In a EurasiaNet article, Human Rights Watch’s Steve Swerdlow is quoted saying,
“Their willingness to go public, litigate the matter, and continue to speak out to groups like us despite the risks makes this case unique in Uzbekistan and in some sense proves the value of challenging the Uzbek government more openly.”
The case to which Swerdlow refers is the horrific 2009 case in which Rayhon Soatova was raped by up to a dozen officers while in police custody. (More on this case can be found in HRW’s recent superb report on Uzbekistan, “No One Left to Witness.”) In both this and a similar case, human rights activists say, officials surprisingly admitted the fault of the police. While the admission is of little consequence — rapes in custody will likely continue to occur — Elena Urlaeva and Surat Ikramov, two activists interviewed about the cases both say they think the US, EU, and UN pressure helped bring about the admission.
While it is good that warmer and more regular ties between the West and Uzbekistan can lead to more positive resolution of specific cases, it only does just that. Abuses will continue because the system churns on regardless of a very rare official apology or exceedingly rare prosecution of a police officer or local official.

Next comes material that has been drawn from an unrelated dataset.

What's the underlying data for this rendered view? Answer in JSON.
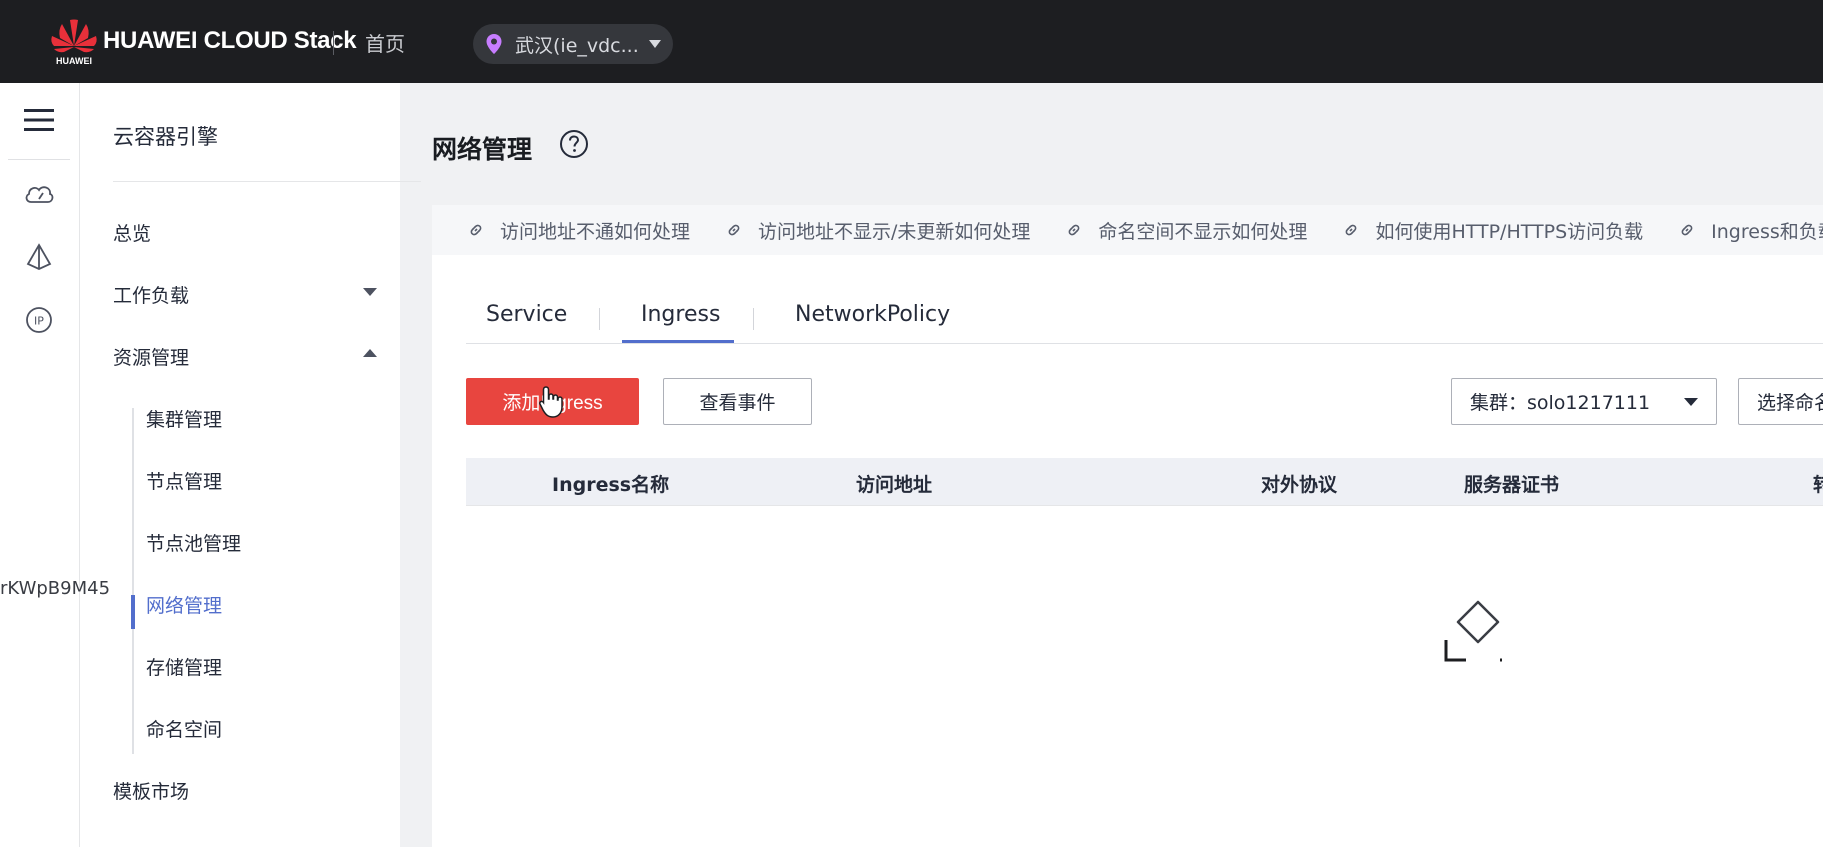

The difficulty for policymakers in trying to encourage improvement of Uzbekistan’s human rights record has always been precisely that Karimov’s government will not engage in systematic reform and believes that solitary, symbolic acts suffice. Given this and the overall track record of trying to overhaul human rights abusers, the effort seems eternally bound to fail.
Change ultimately must come from within; from hammering away at the government’s machinery of oppression by “challenging the Uzbek government more openly,” as Swerdlow puts it. But to what extent do the US, EU, and UN act as an anvil in the way that Urlaeva and Ikramov describe? I believe the pressure they bring does, to some extent, provide a hard surface against which pressure from Uzbek citizens can press their government. It’s unclear, as the Uzbek government is sometimes surprisingly responsive to non-political demands from the public (turn the gas back on, don’t make us use cash registers, etc.), and it may be that these two cases are “easier” in which to admit fault. Nevertheless, is this perhaps the best, even the only, way for the West to encourage meaningful reform in Uzbekistan? If so, is there any way to equip and embolden Uzbeks while still keeping the lines of communication open?